I hope I am making sense, and that someone will be able to assist me in my problem.
You may want to try the msgctl(msqid, IPC_STAT, struct msqid_ds *msgqdsbuf); If the call is successful, then the current number of messages can be found using msgdsbuf->msg_qnum. The caller needed read permissions, which I think you may have in here.
I have a ressource manager that handles multiple TCP-Connections. These connections are pthreads. How can I manage it to send data from the Ressource Manager to all of these threads? Or even better: How can I figure out to which thread I have to send this command?
For example: I have 2 Threads, one with pid 3333, one with pid 4444. The user sends a task to program a board (it is a ressource manager that manages FPGA-boards). The ressource manager picks a board from a list, where also this pid is saved. Then the program-command should be send to the thread with this pid or, what I was thinking in the first place, to all of the threads and the threads decide if they go on or not. Protocol looks like this: <pid>#<board-id>#<file>
I open 2 pipes (for writing to the threads and reading from the threads) in the main.c and give them as an argument to the listening-thread (forthread-struct).
main.c
// open Pipes to SSL
int rmsslpipe[2];
int sslrmpipe[2];
if (pipe(rmsslpipe) == -1) {
writelog(LOGERROR, "main: could not create RM-SSL reading pipe");
exit(1);
}
if (pipe(sslrmpipe) == -1) {
writelog(LOGERROR, "main: could not create RM-SSL reading pipe");
exit(1);
}
int rmtosslserver = rmsslpipe[1];
int sslservertorm = sslrmpipe[0];
// start SSL-Server as a pthread
pthread_t thread;
forthread* ft = malloc(sizeof(forthread));
ft->rmtosslserver = rmsslpipe[0];
ft->sslservertorm = sslrmpipe[1];
pthread_mutex_t ftmutex;
pthread_mutex_init(&ftmutex, NULL);
ft->mutex = ftmutex;
pthread_create(&thread, NULL, startProgramserver, (void*) ft);
This thread now listens for new connections and if there is a new connection, it creates a new thread with the forthread-struct as argument. This thread is where the action happens :)

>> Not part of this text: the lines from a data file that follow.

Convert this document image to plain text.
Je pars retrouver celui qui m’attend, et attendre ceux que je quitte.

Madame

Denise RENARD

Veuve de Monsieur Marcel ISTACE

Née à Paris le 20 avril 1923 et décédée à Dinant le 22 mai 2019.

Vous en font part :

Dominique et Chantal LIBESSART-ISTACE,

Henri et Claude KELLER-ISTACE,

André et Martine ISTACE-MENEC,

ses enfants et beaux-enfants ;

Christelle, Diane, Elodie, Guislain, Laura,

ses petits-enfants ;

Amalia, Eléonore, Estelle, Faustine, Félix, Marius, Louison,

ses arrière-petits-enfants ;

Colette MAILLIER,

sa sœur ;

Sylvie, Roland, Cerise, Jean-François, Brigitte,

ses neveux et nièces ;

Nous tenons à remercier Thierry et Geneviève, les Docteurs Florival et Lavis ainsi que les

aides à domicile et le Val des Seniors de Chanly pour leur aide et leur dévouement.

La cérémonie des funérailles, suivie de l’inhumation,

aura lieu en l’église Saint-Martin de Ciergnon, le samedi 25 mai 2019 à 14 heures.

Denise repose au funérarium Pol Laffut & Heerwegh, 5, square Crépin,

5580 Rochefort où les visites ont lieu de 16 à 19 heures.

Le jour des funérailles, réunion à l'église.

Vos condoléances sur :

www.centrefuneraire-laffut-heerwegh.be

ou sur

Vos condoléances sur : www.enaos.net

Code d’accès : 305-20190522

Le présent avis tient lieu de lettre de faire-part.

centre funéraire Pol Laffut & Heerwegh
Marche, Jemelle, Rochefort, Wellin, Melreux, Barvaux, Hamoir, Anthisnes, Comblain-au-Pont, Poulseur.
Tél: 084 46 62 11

void* startProgramserver(void* ft) {
int sock, s;
forthread* f = (forthread*) ft;
// open TCP-Socket
sock = tcp_listen();
while(1){
if((s=accept(sock,0,0))<0) {
printf("Problem accepting");
// try again
sleep(60);
continue;
}
writelog(LOGNOTE, "New SSL-Connection accepted");
f->socket = s;
pthread_t thread;
pthread_create(&thread, NULL, serveClient, (void*) f);
}
exit(0);
}
This thread now initializes the connection, gets some information from the client and then waits for the ressource manager to get new commands.
n=read(f->rmtosslserver, bufw, BUFSIZZ);
But this fails if there is more than only one thread. So how can I manage that?
If you have one thread per board, the "pid" shouldn't be needed in the command -- you just need a way to find the right thread (or queue, or whatever) for the specified board.
You could keep a list of your forthread structures, and include the board ID in the structure. Also include a way of passing commands; this could be a pipe, but you may as well use some sort of queue or list instead. That way you use one pipe (or other mechanism) per thread instead of a single shared one, and can find the right one for each board by searching the forthread list for the one with the right board ID. Just be sure to protect any parts of the structure that may be modified while the thread runs with a mutex.
The problem with using a single pipe as you've suggested is that only one thread will get each command -- if it's the wrong one, too bad; the command is gone.
The answer is Yes. I would use a list of them.However I can open a pipe more than 1 when the the speed of the PC is very slow. 2 connections for 2 connections.